The LDP’s Research Commission on the Tax System panel will decide next Wednesday whether tax cuts such as those related to housing purchases could be incorporated into an emergency stimulus package, said Yuji Tsushima, subcommittee chief of the panel. The government’s economic package is to be announced Nov. 16.
“It is possible to argue for cutting the consumption tax, but we went through a lot of trouble to raise it,” Tsushima said, summarizing the day’s discussion at the panel.
The government has reportedly decided to discuss the consumption tax with the Liberal Party, an opposition party that has been calling for the tax to be rolled back from its current 5 percent to 3 percent. Such a cut may have a temporary positive effect on the economy but the rate must be raised at some point in the future, some members pointed out.
Members of also criticized the government for speaking on tax-related issues before consulting the panel, according to participants of the day’s session. Members said that when the ruling party dares to push another hike, it will be subjected to harsh criticism both from the public and the media.

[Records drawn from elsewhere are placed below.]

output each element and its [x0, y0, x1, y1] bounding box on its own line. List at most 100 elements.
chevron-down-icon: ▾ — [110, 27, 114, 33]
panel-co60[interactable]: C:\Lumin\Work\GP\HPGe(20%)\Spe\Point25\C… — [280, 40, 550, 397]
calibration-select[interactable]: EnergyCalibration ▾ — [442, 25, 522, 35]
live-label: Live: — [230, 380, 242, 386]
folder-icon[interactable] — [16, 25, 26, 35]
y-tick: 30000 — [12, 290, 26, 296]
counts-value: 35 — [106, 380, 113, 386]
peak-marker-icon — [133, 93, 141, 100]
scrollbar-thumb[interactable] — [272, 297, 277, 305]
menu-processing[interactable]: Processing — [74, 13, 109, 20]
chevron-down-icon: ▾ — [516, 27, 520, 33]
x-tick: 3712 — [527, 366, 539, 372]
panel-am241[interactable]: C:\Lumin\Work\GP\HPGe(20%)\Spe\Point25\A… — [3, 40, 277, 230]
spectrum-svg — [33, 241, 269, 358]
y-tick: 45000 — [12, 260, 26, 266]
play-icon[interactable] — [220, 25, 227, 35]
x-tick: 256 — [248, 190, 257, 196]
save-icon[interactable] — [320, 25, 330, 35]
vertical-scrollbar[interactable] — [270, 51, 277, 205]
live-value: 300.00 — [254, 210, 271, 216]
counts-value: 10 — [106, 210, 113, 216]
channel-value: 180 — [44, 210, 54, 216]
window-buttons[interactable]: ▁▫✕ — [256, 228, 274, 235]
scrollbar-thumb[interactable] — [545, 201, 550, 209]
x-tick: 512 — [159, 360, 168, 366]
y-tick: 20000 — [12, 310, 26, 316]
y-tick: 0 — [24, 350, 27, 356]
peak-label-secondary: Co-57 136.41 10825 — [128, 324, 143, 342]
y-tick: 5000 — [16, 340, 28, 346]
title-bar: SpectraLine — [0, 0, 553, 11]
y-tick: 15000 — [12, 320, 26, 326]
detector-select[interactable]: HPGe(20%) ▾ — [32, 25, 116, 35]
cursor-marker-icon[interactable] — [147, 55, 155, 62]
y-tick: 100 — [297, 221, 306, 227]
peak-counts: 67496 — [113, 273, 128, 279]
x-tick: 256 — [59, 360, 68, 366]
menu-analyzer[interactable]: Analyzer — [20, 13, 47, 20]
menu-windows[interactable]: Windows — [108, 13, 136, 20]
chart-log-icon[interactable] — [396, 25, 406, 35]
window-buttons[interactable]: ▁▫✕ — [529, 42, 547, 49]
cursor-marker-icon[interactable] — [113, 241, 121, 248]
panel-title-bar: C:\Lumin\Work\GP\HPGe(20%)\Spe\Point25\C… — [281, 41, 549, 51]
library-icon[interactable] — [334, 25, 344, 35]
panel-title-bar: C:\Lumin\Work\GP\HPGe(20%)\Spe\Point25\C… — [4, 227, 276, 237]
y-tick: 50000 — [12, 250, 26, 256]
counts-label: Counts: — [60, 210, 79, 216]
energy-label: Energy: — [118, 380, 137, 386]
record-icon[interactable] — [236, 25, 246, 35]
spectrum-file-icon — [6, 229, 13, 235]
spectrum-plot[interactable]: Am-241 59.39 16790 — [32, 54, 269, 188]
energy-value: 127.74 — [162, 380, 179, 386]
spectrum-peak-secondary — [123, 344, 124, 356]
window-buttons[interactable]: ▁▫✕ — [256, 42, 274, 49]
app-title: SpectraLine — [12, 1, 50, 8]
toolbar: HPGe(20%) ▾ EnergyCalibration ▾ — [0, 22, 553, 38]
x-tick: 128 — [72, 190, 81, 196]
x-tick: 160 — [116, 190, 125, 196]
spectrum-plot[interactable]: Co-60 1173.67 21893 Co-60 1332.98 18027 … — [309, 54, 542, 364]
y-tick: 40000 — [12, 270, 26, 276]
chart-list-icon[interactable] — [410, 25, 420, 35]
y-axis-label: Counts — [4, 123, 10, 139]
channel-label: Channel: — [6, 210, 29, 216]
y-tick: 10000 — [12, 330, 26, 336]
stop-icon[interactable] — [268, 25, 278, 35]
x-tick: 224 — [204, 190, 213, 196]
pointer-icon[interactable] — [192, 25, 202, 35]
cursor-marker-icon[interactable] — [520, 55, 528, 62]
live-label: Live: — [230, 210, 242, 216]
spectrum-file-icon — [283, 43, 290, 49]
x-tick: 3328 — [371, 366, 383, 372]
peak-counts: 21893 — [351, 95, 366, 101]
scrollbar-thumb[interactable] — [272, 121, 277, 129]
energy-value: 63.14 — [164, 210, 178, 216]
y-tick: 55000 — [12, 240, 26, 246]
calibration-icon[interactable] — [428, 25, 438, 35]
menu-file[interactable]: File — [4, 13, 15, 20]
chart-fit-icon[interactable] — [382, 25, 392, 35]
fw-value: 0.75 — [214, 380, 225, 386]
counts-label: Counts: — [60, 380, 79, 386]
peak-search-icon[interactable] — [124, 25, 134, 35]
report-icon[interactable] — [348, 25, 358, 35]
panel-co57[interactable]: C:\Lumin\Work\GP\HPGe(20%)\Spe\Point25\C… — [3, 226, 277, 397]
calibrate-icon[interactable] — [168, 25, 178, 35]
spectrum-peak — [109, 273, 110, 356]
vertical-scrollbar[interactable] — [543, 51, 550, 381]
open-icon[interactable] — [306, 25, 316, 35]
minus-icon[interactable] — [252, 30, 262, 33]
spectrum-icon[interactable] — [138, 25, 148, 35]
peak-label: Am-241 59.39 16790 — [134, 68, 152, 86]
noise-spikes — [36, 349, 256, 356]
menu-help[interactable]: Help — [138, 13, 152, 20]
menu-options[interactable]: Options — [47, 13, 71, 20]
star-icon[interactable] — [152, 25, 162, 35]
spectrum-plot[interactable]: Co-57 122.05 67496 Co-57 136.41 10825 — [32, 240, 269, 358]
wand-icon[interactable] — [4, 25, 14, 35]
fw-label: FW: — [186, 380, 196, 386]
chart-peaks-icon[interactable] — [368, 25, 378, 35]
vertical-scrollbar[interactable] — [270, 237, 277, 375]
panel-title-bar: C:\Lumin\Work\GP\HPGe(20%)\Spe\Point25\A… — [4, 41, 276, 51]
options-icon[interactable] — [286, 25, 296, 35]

Hiroshi Kato, head of the governmental Tax Commission, said on Friday that consumption the tax rate is “out of the question.”
Kato, also president of Chiba University of Commerce, said the nation’s future tax system must shift weight from direct taxes to indirect ones and that the consumption tax is the pillar of the latter.
To stay in that direction, the tax committee, an advisory panel to Prime Minister Keizo Obuchi, should oppose a consumption tax cut, Kato told reporters after the panel closed the day’s discussion at the Finance Ministry.
His comments came in response to the idea of a tax reduction that has been called for by the Liberal Party and may be considered by the ruling Liberal Democratic Party in a bid to woo the opposition. The Liberal Party has been insisting the consumption tax rate be lowered back to 3 percent from the current 5 percent.